Forex traders said the INR/USD pair pared its initial losses, but the overall bias remains negative as FII sell-off and elevated crude oil prices restricted the gains for the local unit.
At the interbank foreign exchange market, the rupee opened at 94.25 against the US dollar, and touched an intraday high of 94.11 and a low of 94.28 against the greenback during the day.
At the end of Monday's trading session, the rupee was quoted at 94.15, registering a gain of just 1 paisa over its previous close.
On Friday, the rupee extended its losing streak for the fifth day in a row, depreciating 15 paise to close at 94.16 against the US dollar.
"The rupee snapped a five-session losing streak, rebounding in tandem with a rally across regional currencies. However, the mood remains apprehensive as the market braces for a potential RBI intervention around 94.30 and higher crude oil prices," said Dilip Parmar – Senior Research Analyst, HDFC Securities.

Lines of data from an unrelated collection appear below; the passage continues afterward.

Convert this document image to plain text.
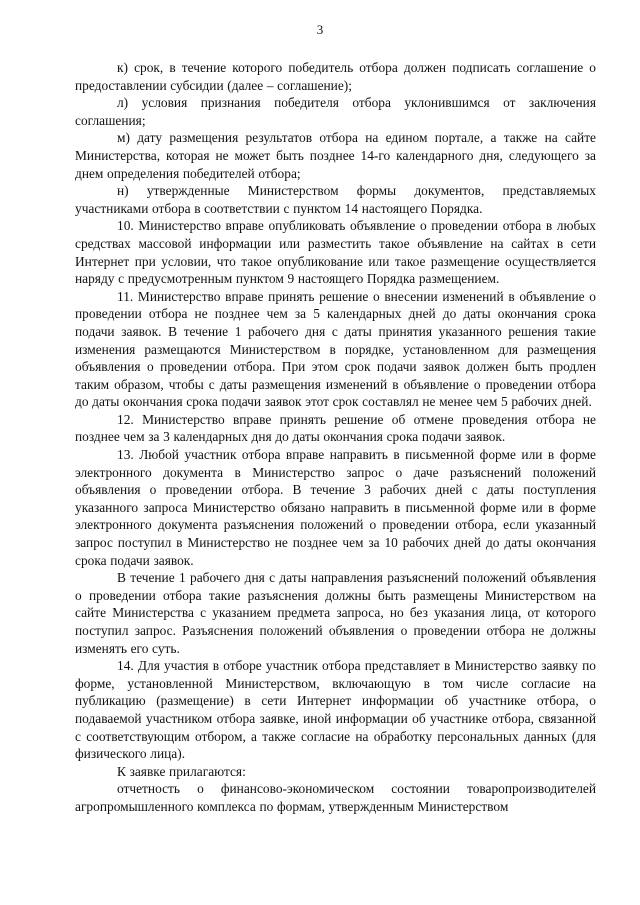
3

к) срок, в течение которого победитель отбора должен подписать соглашение о предоставлении субсидии (далее – соглашение);

л) условия признания победителя отбора уклонившимся от заключения соглашения;

м) дату размещения результатов отбора на едином портале, а также на сайте Министерства, которая не может быть позднее 14-го календарного дня, следующего за днем определения победителей отбора;

н) утвержденные Министерством формы документов, представляемых участниками отбора в соответствии с пунктом 14 настоящего Порядка.

10. Министерство вправе опубликовать объявление о проведении отбора в любых средствах массовой информации или разместить такое объявление на сайтах в сети Интернет при условии, что такое опубликование или такое размещение осуществляется наряду с предусмотренным пунктом 9 настоящего Порядка размещением.

11. Министерство вправе принять решение о внесении изменений в объявление о проведении отбора не позднее чем за 5 календарных дней до даты окончания срока подачи заявок. В течение 1 рабочего дня с даты принятия указанного решения такие изменения размещаются Министерством в порядке, установленном для размещения объявления о проведении отбора. При этом срок подачи заявок должен быть продлен таким образом, чтобы с даты размещения изменений в объявление о проведении отбора до даты окончания срока подачи заявок этот срок составлял не менее чем 5 рабочих дней.

12. Министерство вправе принять решение об отмене проведения отбора не позднее чем за 3 календарных дня до даты окончания срока подачи заявок.

13. Любой участник отбора вправе направить в письменной форме или в форме электронного документа в Министерство запрос о даче разъяснений положений объявления о проведении отбора. В течение 3 рабочих дней с даты поступления указанного запроса Министерство обязано направить в письменной форме или в форме электронного документа разъяснения положений о проведении отбора, если указанный запрос поступил в Министерство не позднее чем за 10 рабочих дней до даты окончания срока подачи заявок.

В течение 1 рабочего дня с даты направления разъяснений положений объявления о проведении отбора такие разъяснения должны быть размещены Министерством на сайте Министерства с указанием предмета запроса, но без указания лица, от которого поступил запрос. Разъяснения положений объявления о проведении отбора не должны изменять его суть.

14. Для участия в отборе участник отбора представляет в Министерство заявку по форме, установленной Министерством, включающую в том числе согласие на публикацию (размещение) в сети Интернет информации об участнике отбора, о подаваемой участником отбора заявке, иной информации об участнике отбора, связанной с соответствующим отбором, а также согласие на обработку персональных данных (для физического лица).

К заявке прилагаются:

отчетность о финансово-экономическом состоянии товаропроизводителей агропромышленного комплекса по формам, утвержденным Министерством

On the charts, the USDINR pair has reclaimed its upward momentum, carving out a classic bullish structure of higher highs and lows on the daily time frame, he said, adding that for the coming sessions, 93.80 serves as a support, with 94.40 acting as the primary hurdle.
Meanwhile, the dollar index, which gauges the greenback's strength against a basket of six currencies, was down 0.21 per cent at 98.32.
Brent crude, the global oil benchmark, was trading higher by 2.36 per cent at USD 107.82 per barrel in futures trade.
On the domestic equity market front, Sensex jumped 639.42 points to settle at 77,303.63, while the Nifty surged 194.75 points to 24,092.70.
Foreign Institutional Investors offloaded equities worth Rs 1,151.48 crore on Monday, according to exchange data.
Meanwhile, India's forex reserves jumped by USD 2.362 billion to USD 703.308 billion during the week ended April 17, the Reserve Bank of India (RBI) said on Friday.
In the previous reporting week, the forex kitty had increased by USD 3.825 billion to USD 700.946 billion.